Seit ich mich mit alten Autos beschäftige, hatte ich immer eine Vision, wie man den Zugang zu alten Autos weiterentwickeln könnte. Wie man es (bzw. den Umgang mit ihm) von der Persönlichkeitsprothese zu einem geschichtlich bedeutsamen Gegenstand entwickeln könnte. Immer habe ich damit eine Minderheitenmeinung vertreten, bin mit meinen Gedanken in eine Richtung gegangen und hab mich relativ wenig darum gekümmert, wer mit mir in die ungefähr gleiche Richtung geht und wer das eben nicht tut.

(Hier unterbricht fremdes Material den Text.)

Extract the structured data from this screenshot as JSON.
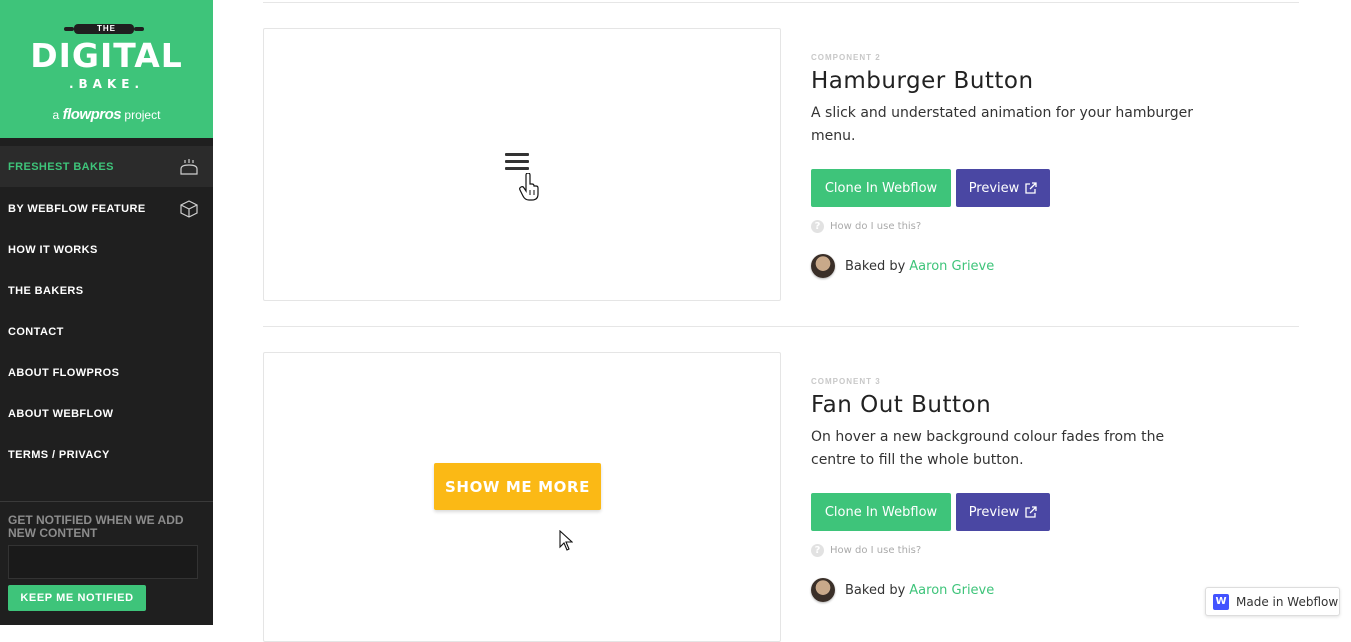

Mit einem gewissen Wohlwollen habe ich gesehen, dass zunehmend größere Teile der Oldtimerszene in eine Richtung gegangen sind, in die ich auch (und sicher nicht als Erster) gegangen bin. Die Leute, mit denen ich in die gleiche Richtung gegangen bin, war immer eine Minderheit. Aber welche Vision soll jetzt kommen, wenn das authentische historische Kulturgut Automobil jetzt Wirklichkeit zu werden scheint?!? :o

Viele Grüße,
Thorsten
von LTDV8
#19269
Redundant hat geschrieben: ...
Ein Paradigmenwechsel der Fahrzeugrestaurierung von "besser als neu" zu substanzbewahrender Erhaltung, manifestiert in dem FIVA-Dokument "Charta von Turin" und mit dem Ziel, historische Fahrzeuge bei der UNESCO als international anerkanntes und geschütztes Kulturgut zu etablieren.
...
Hallo,

evtl hat der Herr Hirn vom Himmel geworfen und sogar die Richtigen getroffen?

Unwissende Grüße

LTDV8
Benutzeravatar
von Redundant
#19270
LTDV8 hat geschrieben:
Redundant hat geschrieben: ...
Ein Paradigmenwechsel der Fahrzeugrestaurierung von "besser als neu" zu substanzbewahrender Erhaltung, manifestiert in dem FIVA-Dokument "Charta von Turin" und mit dem Ziel, historische Fahrzeuge bei der UNESCO als international anerkanntes und geschütztes Kulturgut zu etablieren.
...
Hallo,

evtl hat der Herr Hirn vom Himmel geworfen und sogar die Richtigen getroffen?

Unwissende Grüße

LTDV8
:lol: :lol: :lol:

Scheint fast so! :D :jay: :D
von Glatzofatz
#19294
Interessant, wie verschiedene Menschen verschiedene Inhalte in ein- und demselben Text finden können.
Das Detail mit dem Originalzustand, der jetzt plötzlich als wertvoller angesehen wird, als ein toprestauriertes Exemplar, ist zwar nett, spiegelt aber in erster Linie wider, was der Markt schon lange zeigt. Möglicherweise bevölkern mittlerweile einfach zuviele Pur-Sang-"Bugattis" etc. die Klassikerwelt und die finanzstarken Selbstdarsteller suchen schlicht nach Möglichkeiten, ihre eigene Exklusivität zu steigern. Ist ja auch nicht lustig, dauernd von so Knilchen wie mir ausgelacht zu werden.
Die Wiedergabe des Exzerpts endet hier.